Pendant cette même période, l'entreprise paternelle se remodela aussi . En 1905, la société des chantiers de construction navale" Edmond et Joseph Gautier frères " vit le jour; l'un s'occupait essentiellement des achats et des comptes, l'autre des plans et des études avec la collaboration technique du père qui avait alors 63 ans.
Mais le grand chef-d'oeuvre de la fin de la vie de F.M.Gautier avec l'aide de ses fils qui avaient le même feu sacré que leur père dans ce domaine artisanal, fut la construction trés spéciale,quant à ses membrures renforcées, du "Pourquoi-Pas" , voilier destiné aux expéditions lointaines dans les mers glacées de l'Arctique. et que commanda l'illustre J_B Charcot .
Ce beau navire , construit en 1907 , disparut en mer au cours d'une soudaine et terrible tempête en mer d'Islande, au large de Reykjavik ,à 2 miles des côtes , le 16 septembre 1936 .( Il construisit aussi avant " Le Français " qui navigua dans les mers du Sud ...)
Le Pourquoi-Pas qui avait eu ses mâts brisés, des embarcations et des hommes emportés , toucha plusieurs fois des écueils , avant de s'ouvrir et de sombrer.
On ne retrouva que des épaves et un certain nombre de corps dont celui de Charcot . Sur 44 hommes un seul fut sauvé : le maître timonier Le Gonidec , par un jeune Islandais
Les Chantiers Gautier Père et Fils lancent jusqu’à 5 à 6 navires par an dont un grand Yacht de 32 m ( pour le compte du Marquis de Montaigu ), qui monté en membrures , a eu après sa mise à l’eau , une destinée toute autre que celle de la plaisance et fut converti en trois-mâts terre-neuvier de grande pêche, acquis par la société “La Morue Française” et naviguant sous le nom de “Caroline IV”, très beau navire qui fit de nombreuses campagnes au Banc et disparut je crois dans les années 1930 / 31 ---
Entre les années 1908 et 1914 ,( l’année de la déclaration de guerre de l’Allemagne à la France ) 38 navires de moyen tonnage dont les trois-mats : Gagne Petit , St Suliac, Reine d’Arvor, La Providence, St Jacques, St Mathurin, Carioca, Nominoë, Notre Dame des Flots, Margared, Lamotte-Picquet , les goëlettes Forbin et Marie-Pauline etc..... furent lancés sur les chantiers .
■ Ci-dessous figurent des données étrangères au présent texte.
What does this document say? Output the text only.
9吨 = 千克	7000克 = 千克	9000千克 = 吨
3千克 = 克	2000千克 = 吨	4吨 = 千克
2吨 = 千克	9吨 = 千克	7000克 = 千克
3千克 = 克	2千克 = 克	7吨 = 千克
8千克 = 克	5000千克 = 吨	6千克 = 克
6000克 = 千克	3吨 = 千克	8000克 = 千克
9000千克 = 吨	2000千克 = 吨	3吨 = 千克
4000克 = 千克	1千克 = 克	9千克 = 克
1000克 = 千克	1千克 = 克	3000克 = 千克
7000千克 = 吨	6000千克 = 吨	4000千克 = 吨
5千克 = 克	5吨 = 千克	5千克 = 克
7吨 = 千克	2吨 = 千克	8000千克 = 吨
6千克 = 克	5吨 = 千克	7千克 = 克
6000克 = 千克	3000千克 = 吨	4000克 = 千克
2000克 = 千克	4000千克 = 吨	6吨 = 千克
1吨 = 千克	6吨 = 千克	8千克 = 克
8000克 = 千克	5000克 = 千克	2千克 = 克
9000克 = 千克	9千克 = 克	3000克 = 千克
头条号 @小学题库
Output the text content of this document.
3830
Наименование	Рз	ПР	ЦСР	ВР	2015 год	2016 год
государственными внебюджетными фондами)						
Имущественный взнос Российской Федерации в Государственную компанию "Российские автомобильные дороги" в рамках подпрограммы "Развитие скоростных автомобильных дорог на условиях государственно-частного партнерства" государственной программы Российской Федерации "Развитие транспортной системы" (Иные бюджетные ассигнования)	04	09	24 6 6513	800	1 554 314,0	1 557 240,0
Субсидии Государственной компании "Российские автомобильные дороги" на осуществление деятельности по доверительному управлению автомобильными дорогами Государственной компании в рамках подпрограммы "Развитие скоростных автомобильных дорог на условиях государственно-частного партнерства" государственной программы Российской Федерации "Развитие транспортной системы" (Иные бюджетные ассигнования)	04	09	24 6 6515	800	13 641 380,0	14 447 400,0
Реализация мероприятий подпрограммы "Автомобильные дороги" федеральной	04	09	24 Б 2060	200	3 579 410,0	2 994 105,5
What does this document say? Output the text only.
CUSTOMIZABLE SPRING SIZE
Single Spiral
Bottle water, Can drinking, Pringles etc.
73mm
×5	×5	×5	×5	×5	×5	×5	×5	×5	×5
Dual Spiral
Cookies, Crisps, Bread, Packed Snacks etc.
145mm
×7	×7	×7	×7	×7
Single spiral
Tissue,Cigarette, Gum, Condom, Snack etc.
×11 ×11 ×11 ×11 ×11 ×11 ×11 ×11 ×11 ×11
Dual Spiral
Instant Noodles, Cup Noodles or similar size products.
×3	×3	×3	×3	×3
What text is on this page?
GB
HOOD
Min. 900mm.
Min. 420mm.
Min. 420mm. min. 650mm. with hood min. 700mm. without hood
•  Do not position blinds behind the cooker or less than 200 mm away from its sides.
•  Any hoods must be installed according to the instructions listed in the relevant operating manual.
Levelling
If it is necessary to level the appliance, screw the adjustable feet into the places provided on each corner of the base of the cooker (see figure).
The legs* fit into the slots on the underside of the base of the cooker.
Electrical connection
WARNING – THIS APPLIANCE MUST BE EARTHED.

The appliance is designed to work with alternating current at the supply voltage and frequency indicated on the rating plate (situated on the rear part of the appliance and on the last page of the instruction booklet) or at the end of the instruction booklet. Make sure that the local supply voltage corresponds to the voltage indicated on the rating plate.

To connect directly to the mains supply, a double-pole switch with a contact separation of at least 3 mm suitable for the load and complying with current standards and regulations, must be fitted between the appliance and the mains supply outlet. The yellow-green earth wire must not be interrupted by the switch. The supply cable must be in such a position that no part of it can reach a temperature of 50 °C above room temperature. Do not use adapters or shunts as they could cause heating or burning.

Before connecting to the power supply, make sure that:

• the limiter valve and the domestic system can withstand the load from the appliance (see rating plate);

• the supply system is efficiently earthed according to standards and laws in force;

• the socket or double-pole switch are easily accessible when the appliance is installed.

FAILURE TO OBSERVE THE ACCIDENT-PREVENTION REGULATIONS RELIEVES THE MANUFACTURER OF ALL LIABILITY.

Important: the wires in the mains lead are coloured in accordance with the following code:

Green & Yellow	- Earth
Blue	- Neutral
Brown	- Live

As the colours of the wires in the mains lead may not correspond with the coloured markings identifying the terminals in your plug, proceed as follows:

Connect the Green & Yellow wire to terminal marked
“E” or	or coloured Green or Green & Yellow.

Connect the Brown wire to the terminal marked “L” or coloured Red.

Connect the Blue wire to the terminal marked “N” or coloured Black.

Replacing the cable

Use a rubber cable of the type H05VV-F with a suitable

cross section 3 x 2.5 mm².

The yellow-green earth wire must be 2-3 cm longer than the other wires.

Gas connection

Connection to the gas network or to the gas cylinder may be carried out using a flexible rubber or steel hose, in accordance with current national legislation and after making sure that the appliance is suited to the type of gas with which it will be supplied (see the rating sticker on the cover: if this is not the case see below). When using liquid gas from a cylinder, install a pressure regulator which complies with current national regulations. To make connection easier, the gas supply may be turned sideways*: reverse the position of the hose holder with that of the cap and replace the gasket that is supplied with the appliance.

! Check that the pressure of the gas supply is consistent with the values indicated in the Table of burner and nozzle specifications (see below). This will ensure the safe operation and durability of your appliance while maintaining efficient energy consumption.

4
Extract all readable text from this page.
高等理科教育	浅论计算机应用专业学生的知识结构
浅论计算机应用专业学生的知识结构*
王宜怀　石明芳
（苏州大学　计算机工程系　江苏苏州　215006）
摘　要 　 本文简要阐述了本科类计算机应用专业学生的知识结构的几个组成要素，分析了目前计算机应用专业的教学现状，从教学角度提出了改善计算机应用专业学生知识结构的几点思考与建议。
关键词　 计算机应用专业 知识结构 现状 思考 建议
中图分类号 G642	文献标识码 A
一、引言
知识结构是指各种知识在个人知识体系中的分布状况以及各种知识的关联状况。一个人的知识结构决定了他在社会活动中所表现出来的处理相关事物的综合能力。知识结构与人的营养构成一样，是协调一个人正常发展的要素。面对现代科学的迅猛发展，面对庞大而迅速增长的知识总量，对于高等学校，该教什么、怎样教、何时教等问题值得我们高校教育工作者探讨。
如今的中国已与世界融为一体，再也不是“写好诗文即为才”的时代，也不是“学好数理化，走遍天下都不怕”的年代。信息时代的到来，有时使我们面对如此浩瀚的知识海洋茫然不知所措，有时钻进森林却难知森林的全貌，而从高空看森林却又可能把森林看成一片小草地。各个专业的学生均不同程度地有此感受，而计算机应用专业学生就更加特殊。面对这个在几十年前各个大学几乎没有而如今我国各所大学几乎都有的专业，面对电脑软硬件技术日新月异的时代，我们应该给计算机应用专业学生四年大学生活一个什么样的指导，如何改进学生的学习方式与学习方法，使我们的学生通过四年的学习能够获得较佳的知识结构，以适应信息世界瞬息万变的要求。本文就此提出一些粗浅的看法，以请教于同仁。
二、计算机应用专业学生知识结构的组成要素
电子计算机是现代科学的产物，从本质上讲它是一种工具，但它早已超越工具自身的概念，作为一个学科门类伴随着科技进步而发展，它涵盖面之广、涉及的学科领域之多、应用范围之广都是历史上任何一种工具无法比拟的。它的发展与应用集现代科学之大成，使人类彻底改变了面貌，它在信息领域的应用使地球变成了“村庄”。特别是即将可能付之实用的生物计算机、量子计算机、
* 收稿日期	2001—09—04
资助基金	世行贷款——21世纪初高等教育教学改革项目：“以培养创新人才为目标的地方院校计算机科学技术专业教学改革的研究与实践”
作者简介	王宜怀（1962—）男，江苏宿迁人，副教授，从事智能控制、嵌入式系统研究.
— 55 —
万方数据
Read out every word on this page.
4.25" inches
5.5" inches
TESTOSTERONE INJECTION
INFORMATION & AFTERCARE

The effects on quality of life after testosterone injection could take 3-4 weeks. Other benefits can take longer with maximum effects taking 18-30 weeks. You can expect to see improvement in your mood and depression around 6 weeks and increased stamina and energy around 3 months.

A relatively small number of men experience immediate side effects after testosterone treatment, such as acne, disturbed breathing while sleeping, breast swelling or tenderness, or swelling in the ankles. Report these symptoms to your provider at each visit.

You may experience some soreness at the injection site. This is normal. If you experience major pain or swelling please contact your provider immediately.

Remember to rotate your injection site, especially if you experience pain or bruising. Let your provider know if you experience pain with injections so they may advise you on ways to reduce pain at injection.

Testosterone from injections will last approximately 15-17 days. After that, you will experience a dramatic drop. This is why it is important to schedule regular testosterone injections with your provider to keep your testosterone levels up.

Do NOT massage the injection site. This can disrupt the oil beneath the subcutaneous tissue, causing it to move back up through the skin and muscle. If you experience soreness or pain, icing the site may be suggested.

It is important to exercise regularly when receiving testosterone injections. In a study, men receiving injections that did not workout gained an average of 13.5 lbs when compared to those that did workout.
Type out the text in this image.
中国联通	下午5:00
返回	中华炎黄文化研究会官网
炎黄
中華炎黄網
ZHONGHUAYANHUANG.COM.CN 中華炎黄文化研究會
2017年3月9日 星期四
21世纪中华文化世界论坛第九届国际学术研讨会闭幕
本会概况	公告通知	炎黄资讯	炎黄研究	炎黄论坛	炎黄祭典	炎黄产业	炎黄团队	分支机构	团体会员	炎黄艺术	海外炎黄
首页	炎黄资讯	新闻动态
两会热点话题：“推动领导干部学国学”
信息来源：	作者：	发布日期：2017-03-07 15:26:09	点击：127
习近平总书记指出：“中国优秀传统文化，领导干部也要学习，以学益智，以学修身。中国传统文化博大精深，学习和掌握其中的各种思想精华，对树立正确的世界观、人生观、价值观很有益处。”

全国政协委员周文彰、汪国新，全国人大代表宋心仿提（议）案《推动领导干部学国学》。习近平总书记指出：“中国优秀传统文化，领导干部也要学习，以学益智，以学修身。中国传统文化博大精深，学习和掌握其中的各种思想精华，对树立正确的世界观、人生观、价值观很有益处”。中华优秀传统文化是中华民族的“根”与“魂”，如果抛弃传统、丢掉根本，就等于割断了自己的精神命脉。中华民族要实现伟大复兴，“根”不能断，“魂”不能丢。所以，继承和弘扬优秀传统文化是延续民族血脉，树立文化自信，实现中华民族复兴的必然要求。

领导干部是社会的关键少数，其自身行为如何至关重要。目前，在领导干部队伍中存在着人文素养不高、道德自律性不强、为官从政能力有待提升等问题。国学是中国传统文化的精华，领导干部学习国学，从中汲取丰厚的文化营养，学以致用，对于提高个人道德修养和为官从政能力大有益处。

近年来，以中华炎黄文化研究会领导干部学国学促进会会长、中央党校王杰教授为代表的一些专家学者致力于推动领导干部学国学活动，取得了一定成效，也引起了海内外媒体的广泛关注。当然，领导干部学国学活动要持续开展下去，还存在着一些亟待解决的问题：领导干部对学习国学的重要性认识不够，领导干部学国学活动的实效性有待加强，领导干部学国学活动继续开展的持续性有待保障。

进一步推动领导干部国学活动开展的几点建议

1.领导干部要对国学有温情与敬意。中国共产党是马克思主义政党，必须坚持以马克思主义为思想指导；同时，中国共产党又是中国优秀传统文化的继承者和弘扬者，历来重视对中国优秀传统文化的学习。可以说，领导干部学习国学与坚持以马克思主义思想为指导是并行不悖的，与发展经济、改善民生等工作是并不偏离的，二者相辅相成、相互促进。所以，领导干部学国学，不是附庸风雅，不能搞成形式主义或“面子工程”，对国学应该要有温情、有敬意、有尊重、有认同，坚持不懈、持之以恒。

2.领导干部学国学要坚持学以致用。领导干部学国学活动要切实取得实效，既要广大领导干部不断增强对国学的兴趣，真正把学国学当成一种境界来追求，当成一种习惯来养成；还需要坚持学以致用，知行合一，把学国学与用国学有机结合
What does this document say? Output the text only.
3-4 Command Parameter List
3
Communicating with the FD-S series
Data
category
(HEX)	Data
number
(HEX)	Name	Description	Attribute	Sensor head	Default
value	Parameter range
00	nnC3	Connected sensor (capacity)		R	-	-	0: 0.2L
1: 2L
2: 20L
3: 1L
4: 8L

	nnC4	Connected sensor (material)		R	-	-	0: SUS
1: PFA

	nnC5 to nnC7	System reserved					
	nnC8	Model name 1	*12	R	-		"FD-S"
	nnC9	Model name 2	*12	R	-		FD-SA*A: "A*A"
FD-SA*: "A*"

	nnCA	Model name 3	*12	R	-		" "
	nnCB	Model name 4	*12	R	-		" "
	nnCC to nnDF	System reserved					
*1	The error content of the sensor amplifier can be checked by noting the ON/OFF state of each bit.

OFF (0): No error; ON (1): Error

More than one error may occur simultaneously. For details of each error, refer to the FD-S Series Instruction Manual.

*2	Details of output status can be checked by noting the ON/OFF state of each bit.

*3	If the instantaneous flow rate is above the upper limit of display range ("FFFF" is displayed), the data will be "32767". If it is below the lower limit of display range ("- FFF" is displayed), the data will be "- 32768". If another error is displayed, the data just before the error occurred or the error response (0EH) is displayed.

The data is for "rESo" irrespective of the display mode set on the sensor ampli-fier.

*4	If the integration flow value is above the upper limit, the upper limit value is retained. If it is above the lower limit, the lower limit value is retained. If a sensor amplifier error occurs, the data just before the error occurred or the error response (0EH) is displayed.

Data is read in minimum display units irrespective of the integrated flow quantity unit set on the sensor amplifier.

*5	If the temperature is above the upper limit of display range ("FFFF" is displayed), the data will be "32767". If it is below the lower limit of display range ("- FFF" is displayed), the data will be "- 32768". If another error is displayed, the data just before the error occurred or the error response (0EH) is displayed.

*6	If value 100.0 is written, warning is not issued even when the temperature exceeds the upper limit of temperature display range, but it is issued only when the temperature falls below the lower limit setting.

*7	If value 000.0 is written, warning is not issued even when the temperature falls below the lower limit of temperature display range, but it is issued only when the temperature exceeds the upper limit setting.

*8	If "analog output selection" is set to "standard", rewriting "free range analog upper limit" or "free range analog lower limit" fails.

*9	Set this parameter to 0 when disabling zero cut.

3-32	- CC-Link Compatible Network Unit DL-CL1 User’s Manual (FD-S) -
En Août 1914 , trois navires étaient en construction : les trois-mats qui furent baptisés Général-Gallieni et La Victoire qui fut lancé le 15 Juillet 1916 , tout mâté , avec ses vergues et tout son gréement ainsi que le dundee chalutier “La Sarcelle” ....
Pendant les années 14-15-16 - l’activité des chantiers Joseph et Edmond Gautier ainsi que ceux de Gustave, fut réduite en raison de la mobilisation des ouvriers...
François-Mathurin Gautier mourut à Saint-Malo le 29-06-1918 , il avait 87 ans......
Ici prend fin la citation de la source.